Catherine était leur fierté, elle avait seize ans, déjà : cette jeune fille était longiligne, rousse, aux yeux verts. Catherine paraissait sûre d’elle tout en étant parfois d’une timidité presque maladive. Elle était belle leur fille et Marguerite était profondément émue en la regardant. Elle apparaissait, aux yeux des autres, comme indépendante, volontaire. Elle avait bon cœur.
L’avenir de Catherine les inquiétait car le couple n’avait pas de patrimoine. Le seul bien, qu’il possédait, était la moitié de leur troupeau de vaches et de moutons et une jument. Tout le reste appartenait au notaire, André Bonhomme. Joseph n’était plus tout jeune, perclus de rhumatismes, il avait du mal à faire tout son travail. Heureusement que Catherine était là pour l’aider. Et, puis Catherine était rousse, cela n’allait-il pas être un obstacle ? Certains considéraient les femmes rousses comme des sorcières ou des femmes de mauvaise vie, comme une personne dont il fallait se méfier. Dans les iconographies médiévales de l’église, la chevelure rousse était associée à traitrise, à l’exemple de Caïn qui tua son frère Abel ou Esaü qui vendit son frère pour un plat de lentilles, dans l’Ancien testament ou encore Judas dans la Bible. Lorsqu’elle était petite fille, les enfants du village l’appelaient la « rouquine » ou plus méchamment « la sorcière » avec un mélange de peur et de dédain. Les garçons, en particulier, se moquaient d’elle et la menaçaient. Plusieurs fois, la béate avait dû intervenir en sa faveur. Cela n’allait-il pas la desservir ?

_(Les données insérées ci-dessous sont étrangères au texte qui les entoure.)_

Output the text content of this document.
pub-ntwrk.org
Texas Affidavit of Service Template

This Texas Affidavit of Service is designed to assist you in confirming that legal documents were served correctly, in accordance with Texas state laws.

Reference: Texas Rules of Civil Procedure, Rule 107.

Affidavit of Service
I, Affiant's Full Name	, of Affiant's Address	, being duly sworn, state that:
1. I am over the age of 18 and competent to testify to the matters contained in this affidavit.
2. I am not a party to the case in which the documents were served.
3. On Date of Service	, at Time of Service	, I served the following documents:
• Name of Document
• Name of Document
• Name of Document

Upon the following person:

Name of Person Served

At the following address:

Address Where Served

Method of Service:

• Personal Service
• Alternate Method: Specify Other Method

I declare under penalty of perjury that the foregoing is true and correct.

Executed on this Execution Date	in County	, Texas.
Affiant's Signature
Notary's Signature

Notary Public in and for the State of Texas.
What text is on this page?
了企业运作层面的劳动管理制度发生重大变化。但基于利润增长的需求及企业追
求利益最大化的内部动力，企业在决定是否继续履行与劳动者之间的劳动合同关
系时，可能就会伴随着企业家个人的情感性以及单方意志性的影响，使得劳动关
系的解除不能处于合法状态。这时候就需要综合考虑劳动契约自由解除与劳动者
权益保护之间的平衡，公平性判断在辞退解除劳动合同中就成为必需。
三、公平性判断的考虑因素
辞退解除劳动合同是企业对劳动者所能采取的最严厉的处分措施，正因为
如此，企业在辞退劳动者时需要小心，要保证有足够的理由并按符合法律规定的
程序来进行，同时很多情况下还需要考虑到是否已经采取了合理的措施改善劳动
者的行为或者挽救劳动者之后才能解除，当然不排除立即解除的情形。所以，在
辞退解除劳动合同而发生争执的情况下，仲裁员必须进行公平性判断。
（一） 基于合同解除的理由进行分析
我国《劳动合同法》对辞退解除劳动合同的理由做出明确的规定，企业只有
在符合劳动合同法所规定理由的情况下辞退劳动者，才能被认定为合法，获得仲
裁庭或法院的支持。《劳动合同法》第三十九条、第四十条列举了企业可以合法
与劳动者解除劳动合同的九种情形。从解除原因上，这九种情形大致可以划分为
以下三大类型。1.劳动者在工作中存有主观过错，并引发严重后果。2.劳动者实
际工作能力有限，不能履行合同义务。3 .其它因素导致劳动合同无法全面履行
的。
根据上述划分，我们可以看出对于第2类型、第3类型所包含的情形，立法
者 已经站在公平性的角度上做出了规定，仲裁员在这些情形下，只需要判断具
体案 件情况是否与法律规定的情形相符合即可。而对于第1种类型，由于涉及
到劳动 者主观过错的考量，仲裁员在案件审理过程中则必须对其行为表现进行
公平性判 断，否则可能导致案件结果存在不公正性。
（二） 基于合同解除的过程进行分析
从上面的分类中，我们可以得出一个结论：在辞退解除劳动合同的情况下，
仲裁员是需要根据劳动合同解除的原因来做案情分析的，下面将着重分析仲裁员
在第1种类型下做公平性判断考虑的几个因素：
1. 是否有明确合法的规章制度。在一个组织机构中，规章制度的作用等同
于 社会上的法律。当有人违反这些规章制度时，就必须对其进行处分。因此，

C’est à ce moment-là de leur réflexion que le curé Rougeyron, les avait contactés au sujet de Catherine. Cette demande du curé, bien qu’il ne soit plus dans les petits papiers des autorités, -il avait refusé de prêter serment et il n’avait plus le droit de dire la messe-, les intriguait tout de même. Pour le curé qui connaissait Catherine et ses parents, la couleur de sa chevelure n’avait aucune importance, il n’allait pas chipoter là-dessus à propos d’une de ses ouailles. Il avait autre chose à faire. C’étaient de bons chrétiens, c’était ce qui lui importait, surtout en cette période où l’autorité de l’église était contestée et que tout allait à vau-l’eau. Ses ouailles, surtout les hommes, désertaient son église et prenaient leur aise vis-à-vis de la religion.
Alors, que voulait-il à Catherine ? Marguerite ne voulait pas que sa fille vive le même enfer qu’elle. Elle la voulait heureuse. Elle espérait qu’avec son mari, ils sauraient-ils faire le bon choix pour Catherine.
Ces questions taraudaient Marguerite.